The graphic novel might not be the first format that comes to mind in recounting a historical trial, but it works remarkably well in The United States vs. Private Chelsea Manning. Activist and artist Clark Stoeckley attended many of the proceedings which took place in Fort Meade, Maryland and uses unofficial transcribed testimony (the official records are not available to the public) for much of the text.
The book opens on December 16, 2011 at a pretrial hearing and introduces us to Manning's lead defense lawyer, David Coombs. It continues chronologically as the judge makes rulings and various witnesses and experts are brought to the stand. Stoeckley integrates scenes from within the courtroom with other visuals such as drawings derived from the so-called 'Collateral Murder' video, which was released by WikiLeaks, and shows U.S. forces shooting at children and then killing two Reuters journalists in an incident in Iraq.
Aside from the visual aspect of the book, the book is driven by the testimony which sheds light on issues about the journalistic nature of WikiLeaks, Manning's mental state, and the affect of the released documents on national security. There is more text than many other graphic novels have, with stretches of dialogue and statements as well as explanations of legalese. Manning's testimony is especially telling since his public statements were so limited. He (I refer to Manning as ‘he’ until the official statement about his gender transition, which is not until after the trial) speaks about being held in confinement, deployment to Iraq, and his reasoning for exposing the documents. Manning says, "I wanted the American public to know that not everyone in Iraq and Afghanistan are targets to neutralize, but rather people struggling to live in the pressure cooker environment of what we call asymmetric warfare."

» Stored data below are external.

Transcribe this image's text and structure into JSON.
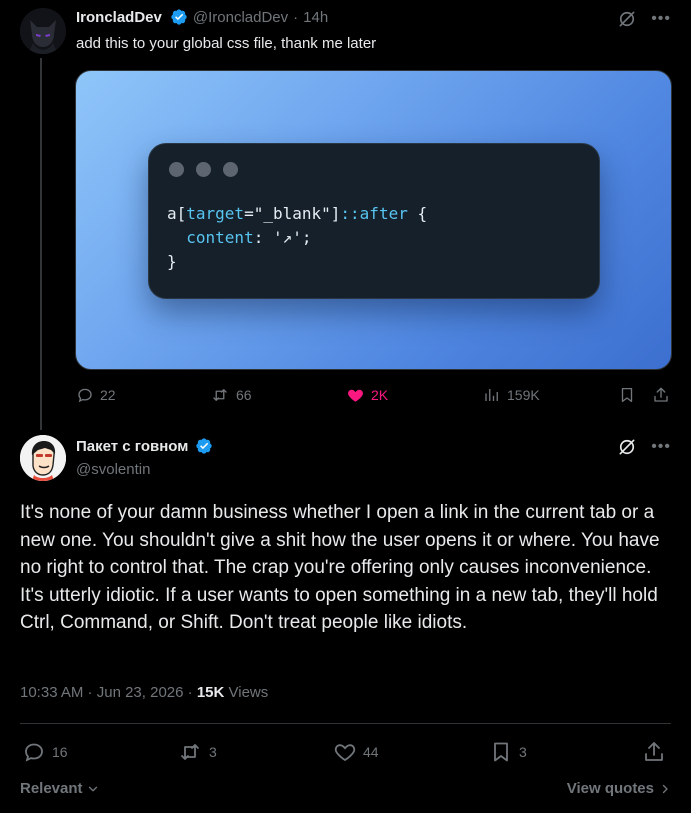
{
  "tweet1": {
    "display_name": "IroncladDev",
    "handle": "@IroncladDev",
    "separator": "·",
    "time": "14h",
    "text": "add this to your global css file, thank me later",
    "code": {
      "line1_selector": "a[",
      "line1_attr": "target",
      "line1_eq": "=",
      "line1_value": "\"_blank\"",
      "line1_close": "]",
      "line1_pseudo": "::after",
      "line1_brace": " {",
      "line2_indent": "  ",
      "line2_prop": "content",
      "line2_colon": ": ",
      "line2_value": "'↗'",
      "line2_semicolon": ";",
      "line3": "}"
    },
    "actions": {
      "replies": "22",
      "reposts": "66",
      "likes": "2K",
      "views": "159K"
    },
    "icons": [
      "grok-icon",
      "more-icon",
      "reply-icon",
      "repost-icon",
      "like-icon",
      "views-icon",
      "bookmark-icon",
      "share-icon"
    ],
    "like_color": "#f91880"
  },
  "tweet2": {
    "display_name": "Пакет с говном",
    "handle": "@svolentin",
    "text": "It's none of your damn business whether I open a link in the current tab or a new one. You shouldn't give a shit how the user opens it or where. You have no right to control that. The crap you're offering only causes inconvenience. It's utterly idiotic. If a user wants to open something in a new tab, they'll hold Ctrl, Command, or Shift. Don't treat people like idiots.",
    "meta": {
      "time": "10:33 AM",
      "separator1": " · ",
      "date": "Jun 23, 2026",
      "separator2": " · ",
      "views_count": "15K",
      "views_label": " Views"
    },
    "actions": {
      "replies": "16",
      "reposts": "3",
      "likes": "44",
      "bookmarks": "3"
    },
    "verified_color": "#1d9bf0"
  },
  "footer": {
    "sort_label": "Relevant",
    "view_quotes": "View quotes"
  }
}
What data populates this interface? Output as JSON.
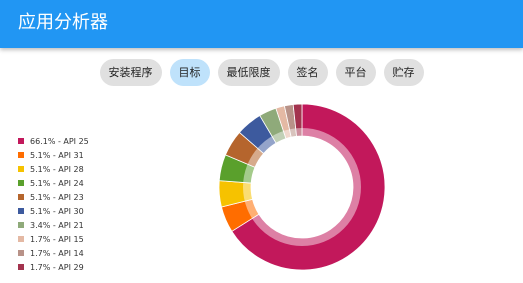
{
  "app": {
    "title": "应用分析器"
  },
  "tabs": [
    {
      "label": "安装程序",
      "active": false
    },
    {
      "label": "目标",
      "active": true
    },
    {
      "label": "最低限度",
      "active": false
    },
    {
      "label": "签名",
      "active": false
    },
    {
      "label": "平台",
      "active": false
    },
    {
      "label": "贮存",
      "active": false
    }
  ],
  "chart_data": {
    "type": "pie",
    "donut": true,
    "legend_position": "left",
    "slices": [
      {
        "label": "66.1% - API 25",
        "value": 66.1,
        "color": "#c2185b"
      },
      {
        "label": "5.1% - API 31",
        "value": 5.1,
        "color": "#ff6d00"
      },
      {
        "label": "5.1% - API 28",
        "value": 5.1,
        "color": "#f6c200"
      },
      {
        "label": "5.1% - API 24",
        "value": 5.1,
        "color": "#5aa02c"
      },
      {
        "label": "5.1% - API 23",
        "value": 5.1,
        "color": "#b5652d"
      },
      {
        "label": "5.1% - API 30",
        "value": 5.1,
        "color": "#3d5a9e"
      },
      {
        "label": "3.4% - API 21",
        "value": 3.4,
        "color": "#8faa7a"
      },
      {
        "label": "1.7% - API 15",
        "value": 1.7,
        "color": "#e4b9a4"
      },
      {
        "label": "1.7% - API 14",
        "value": 1.7,
        "color": "#b89288"
      },
      {
        "label": "1.7% - API 29",
        "value": 1.7,
        "color": "#a3334e"
      }
    ]
  }
}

Through the text and the drawings, Stoeckley manages to capture both the prosecution and the defense’s arguments and the varied aspects of the trial (ranging from documents about Guantanamo to Manning’s troubled family life). The book ends with the verdict and Manning's announcement that she will live as a woman. She is currently serving a 35 year sentence in a federal prison and is in the process of bringing an appeal.